The heart of this book, in my opinion, is on page 210 where the author carefully distinguishes between the Jihad's opposition to McWorld consumerism and development patterns, as opposed to democracy or other political notions.
All groups have their extremists and lunatics, and all groups have their bureaucracies and overly-rigid institutionalizations of past preferences. The one needs to be stamped out, and the other radically reformed–no matter what beliefs you aspire to.
Where I see the vitality and promise of this generation is in the possible energizing of the publics of many nations, including the nations of Islam, and public engagement of the core question of our time: what changes must we make in our corporate and consumerist behavior in order to, at once, establish both a sustainable model for the quality of life and choice we aspire to, while simultaneously establishing new forms of regional political and cultural accommodations that respect very strongly held beliefs?
There are two books that bracket this one in interesting ways.
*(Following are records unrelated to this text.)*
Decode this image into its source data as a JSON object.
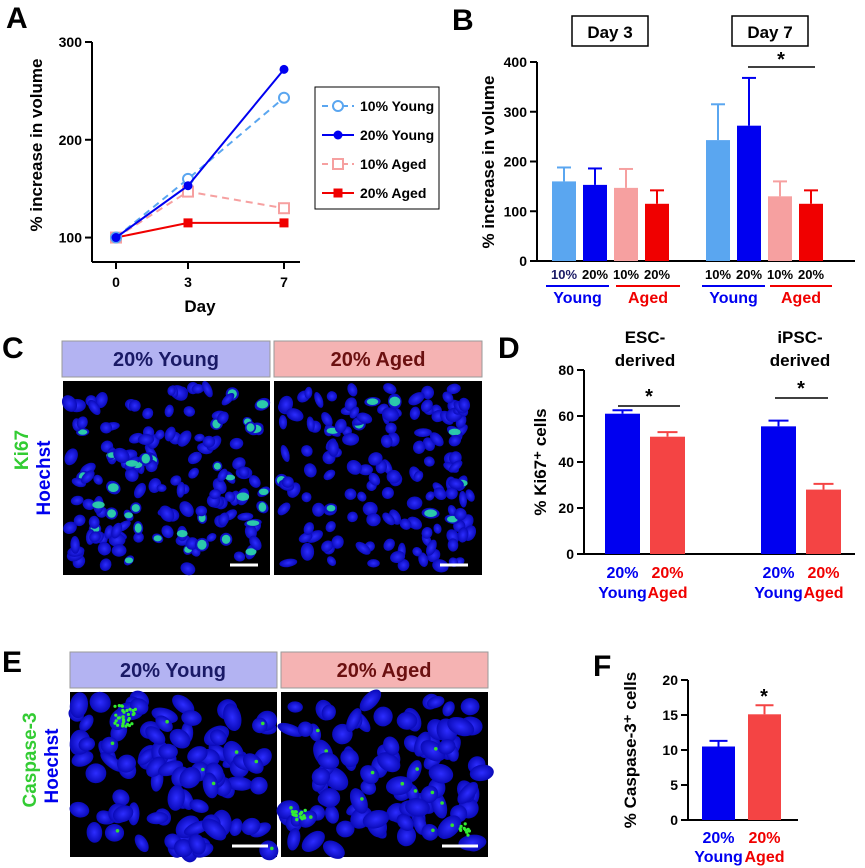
{
  "colors": {
    "young10": "#5aa6f0",
    "young20": "#0000f0",
    "aged10": "#f6a0a0",
    "aged20": "#f00000",
    "young_panel_bg": "#b3b3f2",
    "aged_panel_bg": "#f5b3b3",
    "ki67_green": "#33cc33",
    "hoechst_blue": "#0000ee"
  },
  "panels": {
    "a": "A",
    "b": "B",
    "c": "C",
    "d": "D",
    "e": "E",
    "f": "F"
  },
  "images": {
    "c_young": "20% Young",
    "c_aged": "20% Aged",
    "c_stain1": "Ki67",
    "c_stain2": "Hoechst",
    "e_young": "20% Young",
    "e_aged": "20% Aged",
    "e_stain1": "Caspase-3",
    "e_stain2": "Hoechst"
  },
  "chart_data": [
    {
      "id": "A",
      "type": "line",
      "xlabel": "Day",
      "ylabel": "% increase in volume",
      "x": [
        0,
        3,
        7
      ],
      "xticks": [
        "0",
        "3",
        "7"
      ],
      "yticks": [
        "100",
        "200",
        "300"
      ],
      "ylim": [
        75,
        300
      ],
      "series": [
        {
          "name": "10% Young",
          "values": [
            100,
            160,
            243
          ],
          "color": "#5aa6f0",
          "marker": "open-circle",
          "dash": true
        },
        {
          "name": "20% Young",
          "values": [
            100,
            153,
            272
          ],
          "color": "#0000f0",
          "marker": "filled-circle",
          "dash": false
        },
        {
          "name": "10% Aged",
          "values": [
            100,
            147,
            130
          ],
          "color": "#f6a0a0",
          "marker": "open-square",
          "dash": true
        },
        {
          "name": "20% Aged",
          "values": [
            100,
            115,
            115
          ],
          "color": "#f00000",
          "marker": "filled-square",
          "dash": false
        }
      ]
    },
    {
      "id": "B",
      "type": "bar",
      "ylabel": "% increase in volume",
      "yticks": [
        "0",
        "100",
        "200",
        "300",
        "400"
      ],
      "ylim": [
        0,
        400
      ],
      "groups": [
        {
          "title": "Day 3",
          "bars": [
            {
              "label": "10%",
              "value": 160,
              "err": 28,
              "color": "#5aa6f0"
            },
            {
              "label": "20%",
              "value": 153,
              "err": 33,
              "color": "#0000f0"
            },
            {
              "label": "10%",
              "value": 147,
              "err": 38,
              "color": "#f6a0a0"
            },
            {
              "label": "20%",
              "value": 115,
              "err": 27,
              "color": "#f00000"
            }
          ]
        },
        {
          "title": "Day 7",
          "bars": [
            {
              "label": "10%",
              "value": 243,
              "err": 72,
              "color": "#5aa6f0"
            },
            {
              "label": "20%",
              "value": 272,
              "err": 96,
              "color": "#0000f0"
            },
            {
              "label": "10%",
              "value": 130,
              "err": 30,
              "color": "#f6a0a0"
            },
            {
              "label": "20%",
              "value": 115,
              "err": 27,
              "color": "#f00000"
            }
          ]
        }
      ],
      "group_labels": [
        "Young",
        "Aged",
        "Young",
        "Aged"
      ],
      "annotation": "*"
    },
    {
      "id": "D",
      "type": "bar",
      "ylabel": "% Ki67⁺ cells",
      "yticks": [
        "0",
        "20",
        "40",
        "60",
        "80"
      ],
      "ylim": [
        0,
        80
      ],
      "groups": [
        {
          "title_line1": "ESC-",
          "title_line2": "derived",
          "bars": [
            {
              "label1": "20%",
              "label2": "Young",
              "value": 61,
              "err": 1.5,
              "color": "#0000f0"
            },
            {
              "label1": "20%",
              "label2": "Aged",
              "value": 51,
              "err": 2,
              "color": "#f44444"
            }
          ]
        },
        {
          "title_line1": "iPSC-",
          "title_line2": "derived",
          "bars": [
            {
              "label1": "20%",
              "label2": "Young",
              "value": 55.5,
              "err": 2.5,
              "color": "#0000f0"
            },
            {
              "label1": "20%",
              "label2": "Aged",
              "value": 28,
              "err": 2.5,
              "color": "#f44444"
            }
          ]
        }
      ],
      "annotation": "*"
    },
    {
      "id": "F",
      "type": "bar",
      "ylabel": "% Caspase-3⁺ cells",
      "yticks": [
        "0",
        "5",
        "10",
        "15",
        "20"
      ],
      "ylim": [
        0,
        20
      ],
      "bars": [
        {
          "label1": "20%",
          "label2": "Young",
          "value": 10.5,
          "err": 0.8,
          "color": "#0000f0"
        },
        {
          "label1": "20%",
          "label2": "Aged",
          "value": 15.1,
          "err": 1.3,
          "color": "#f44444"
        }
      ],
      "annotation": "*"
    }
  ]
}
The first, readily identified from top-notch reviews such as appear in the Los Angeles Times, is Chalmers Johnson book, “BLOWBACK: The Costs and Consequences of American Empire”. The second, less readily perceived, is Howard Bloom's “GLOBAL BRAIN: The Evolution of Mass Mind from the Big Bang to the 21st Century.” ]

In a nut-shell, then, we are engaged in three world wars right now: one between cultures that cannot talk to one another because the necessary portions of the brain have been literally killed in the course of intra-cultural development; one between the political and economic manifestation of our respective cultures, between a politics subservient to corporations on the one side and a politics terrified of the religious zealot individuals on the other side; and a third war, the most important, the war that has not really started yet, between individuals and corporations over campaign finance reform and the consequent outcomes that can be managed with respect to politcal economy and political education.